The same argument can also be said for build/deployment: if you get tired of manual deployments that never work and are never the same in any two environments, then you have to be serious about where your source code lives (if indeed you have even committed to using a VCS) and how you deploy right from the beginning. A relatively simple application can grow from a web server/database backend into using SSIS, SSRS or even general Azure goodness. And the more moving parts the more complex a deployment is.
And so obviously the more you put off putting any sort of DevOps practice into action, the more effort you have to put in later, or rather, the more Technical Debt you put in the backlog. And database source control build/deploy etc. is hard. But I posit that it is possible to take an old database that doesn’t even run on SQL Server and manage to migrate it over into an SSDT project and get it compiling successfully relatively quickly. Note that this is not a perfect solution, because there is a great deal more refactoring required to make the database decent rather than “just get it compiling”, but it is something to get started with; an attempt at establishing gold code/a single point of truth.
So the sample database I am going to use is one that has been around for many years. Actually it’s not even a sample database, it’s one that is the basis for many applications/websites out there. It’s called the Pokedex, and contains all the data used for the Pokémon games released on Nintendo’s handheld devices. As I said the database has been around for some time, 8 years in fact, and over that time there have been considerable changes to the games, and so the database has evolved to accommodate these changes. There were design decisions made years ago that couldn’t anticipate changes in later generations. And because this database has been migrated form another database engine, there are features that are different: for example by default all indexes in SQLite are non-clustered, except for those that had the table created without the UNIQUEROW (or something like that), so there’s going to be discrepancies that we’ll have to repair. And so this database is exactly what you would expect to find in the real world, and the challenges faced with getting a database that’s been in the wild in source control. And I haven’t even mentioned the static data that needs to be loaded somehow!
The Pokédex is available on GitHub right now and is available for three different database engines: PostgreSQL, SQLite and MySQL. Crucially, there is no SQL Server version. And so with a bit of effort I followed the Getting Data wiki article and managed to load the data into a SQLite database. This was not the box of fluffy ducks the wiki site makes it out to be as I was using a VM and so had to install all the pre-requisites, load paths via SETX and other general goodness before I was able to extract the schema and the data out of the SQLite version, load the schema into an SSDT project and publish the project to GitHub. Other than the setup and extracting the data, importing a database into SSDT is really quite trivial, it’s the refactoring to get it into a decent state that takes the effort! For example, the first release I’ve tagged does not compile. And this is because some of the columns are declared as the BOOLEAN data type, which is non existent in SQL Server, but is a valid data type in SQLite.

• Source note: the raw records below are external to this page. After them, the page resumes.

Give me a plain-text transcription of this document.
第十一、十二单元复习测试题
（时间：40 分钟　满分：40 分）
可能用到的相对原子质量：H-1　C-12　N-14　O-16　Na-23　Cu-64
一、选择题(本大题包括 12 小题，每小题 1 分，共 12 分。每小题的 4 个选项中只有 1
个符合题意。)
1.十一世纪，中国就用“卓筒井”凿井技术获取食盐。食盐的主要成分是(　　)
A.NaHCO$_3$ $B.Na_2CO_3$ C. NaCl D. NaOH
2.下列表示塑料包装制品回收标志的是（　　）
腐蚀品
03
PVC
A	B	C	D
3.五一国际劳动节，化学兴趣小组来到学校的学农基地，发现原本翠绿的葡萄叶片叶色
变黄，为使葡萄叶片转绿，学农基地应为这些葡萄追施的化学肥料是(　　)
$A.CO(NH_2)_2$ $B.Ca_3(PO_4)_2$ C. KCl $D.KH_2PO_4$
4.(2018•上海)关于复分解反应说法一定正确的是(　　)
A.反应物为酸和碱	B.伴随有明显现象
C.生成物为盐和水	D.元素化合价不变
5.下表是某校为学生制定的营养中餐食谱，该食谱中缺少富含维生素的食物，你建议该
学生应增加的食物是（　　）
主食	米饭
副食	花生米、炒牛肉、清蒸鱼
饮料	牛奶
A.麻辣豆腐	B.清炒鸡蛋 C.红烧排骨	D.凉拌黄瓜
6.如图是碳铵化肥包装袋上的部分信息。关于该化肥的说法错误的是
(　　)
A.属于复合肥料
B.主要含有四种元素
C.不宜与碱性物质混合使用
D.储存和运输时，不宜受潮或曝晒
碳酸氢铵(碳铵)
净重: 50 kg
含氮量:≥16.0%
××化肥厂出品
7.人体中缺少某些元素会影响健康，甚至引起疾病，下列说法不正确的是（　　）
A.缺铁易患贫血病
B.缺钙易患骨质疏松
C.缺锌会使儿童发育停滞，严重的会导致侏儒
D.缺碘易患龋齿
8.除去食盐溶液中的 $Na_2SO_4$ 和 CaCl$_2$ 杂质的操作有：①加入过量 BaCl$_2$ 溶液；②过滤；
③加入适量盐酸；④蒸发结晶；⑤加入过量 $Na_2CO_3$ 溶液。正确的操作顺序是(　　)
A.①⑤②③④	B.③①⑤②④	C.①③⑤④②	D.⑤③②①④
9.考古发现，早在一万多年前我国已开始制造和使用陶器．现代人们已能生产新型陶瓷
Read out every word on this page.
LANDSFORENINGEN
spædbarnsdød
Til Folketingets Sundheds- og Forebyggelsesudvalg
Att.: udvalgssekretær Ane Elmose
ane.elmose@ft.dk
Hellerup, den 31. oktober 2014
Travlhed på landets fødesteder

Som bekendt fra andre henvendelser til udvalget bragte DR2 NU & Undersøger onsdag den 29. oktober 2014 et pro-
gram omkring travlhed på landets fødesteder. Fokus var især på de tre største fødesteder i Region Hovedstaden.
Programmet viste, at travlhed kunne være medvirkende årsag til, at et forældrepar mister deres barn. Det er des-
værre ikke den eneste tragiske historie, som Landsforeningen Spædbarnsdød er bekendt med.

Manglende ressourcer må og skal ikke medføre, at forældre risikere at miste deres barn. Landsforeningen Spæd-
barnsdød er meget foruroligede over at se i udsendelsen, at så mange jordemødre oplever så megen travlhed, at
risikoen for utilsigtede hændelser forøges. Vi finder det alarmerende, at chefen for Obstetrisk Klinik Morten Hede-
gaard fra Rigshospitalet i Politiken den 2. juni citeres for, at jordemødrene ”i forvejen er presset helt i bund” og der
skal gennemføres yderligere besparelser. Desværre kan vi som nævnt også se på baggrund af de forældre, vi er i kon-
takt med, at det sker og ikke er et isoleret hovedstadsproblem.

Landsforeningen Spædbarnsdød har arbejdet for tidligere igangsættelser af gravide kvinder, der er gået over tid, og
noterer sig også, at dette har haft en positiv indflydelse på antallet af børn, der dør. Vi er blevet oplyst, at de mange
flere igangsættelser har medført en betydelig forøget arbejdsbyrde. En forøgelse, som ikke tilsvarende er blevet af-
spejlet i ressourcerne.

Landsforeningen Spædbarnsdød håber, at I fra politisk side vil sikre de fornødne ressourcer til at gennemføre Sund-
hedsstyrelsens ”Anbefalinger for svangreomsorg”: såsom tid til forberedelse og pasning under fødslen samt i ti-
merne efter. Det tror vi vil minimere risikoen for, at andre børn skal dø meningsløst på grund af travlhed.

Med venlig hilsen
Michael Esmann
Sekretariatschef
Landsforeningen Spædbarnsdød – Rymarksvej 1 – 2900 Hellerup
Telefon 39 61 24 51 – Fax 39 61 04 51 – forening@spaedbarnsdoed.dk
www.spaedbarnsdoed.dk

So let’s get th3ese changed to BIT and try again. By double tapping on the error in the Error List I can go straight to the declaration and alter the code.
Alter to a BIT, and just like that, the error disappears from the Error List. Only 17 more to go…
Now I’ve cleared all the errors I build again and boom! A successful build with a DACPAC to show for my efforts. Now just to check in and we now have a working release (1.0.0)
Over the coming weeks I’ll be making changes to the project in GitHub and posting my progress here, some of the challenges I faced, how SSDT worked in unexpected ways etc. This is because though we have a DACPAC, we still have many issues to contend with: there’s no names for either Primary or Foreign Keys, schemas are non-existent, reserved keywords in SQL Server are used as column names, there’s no proper way to get the static data loaded, and the data itself only goes up to Gen 6 (meaning Get 7/Sun/Moon data is not included.) And I’ve not even gota deployment pipeline/environments/tests setup! But it should make for an interesting case study.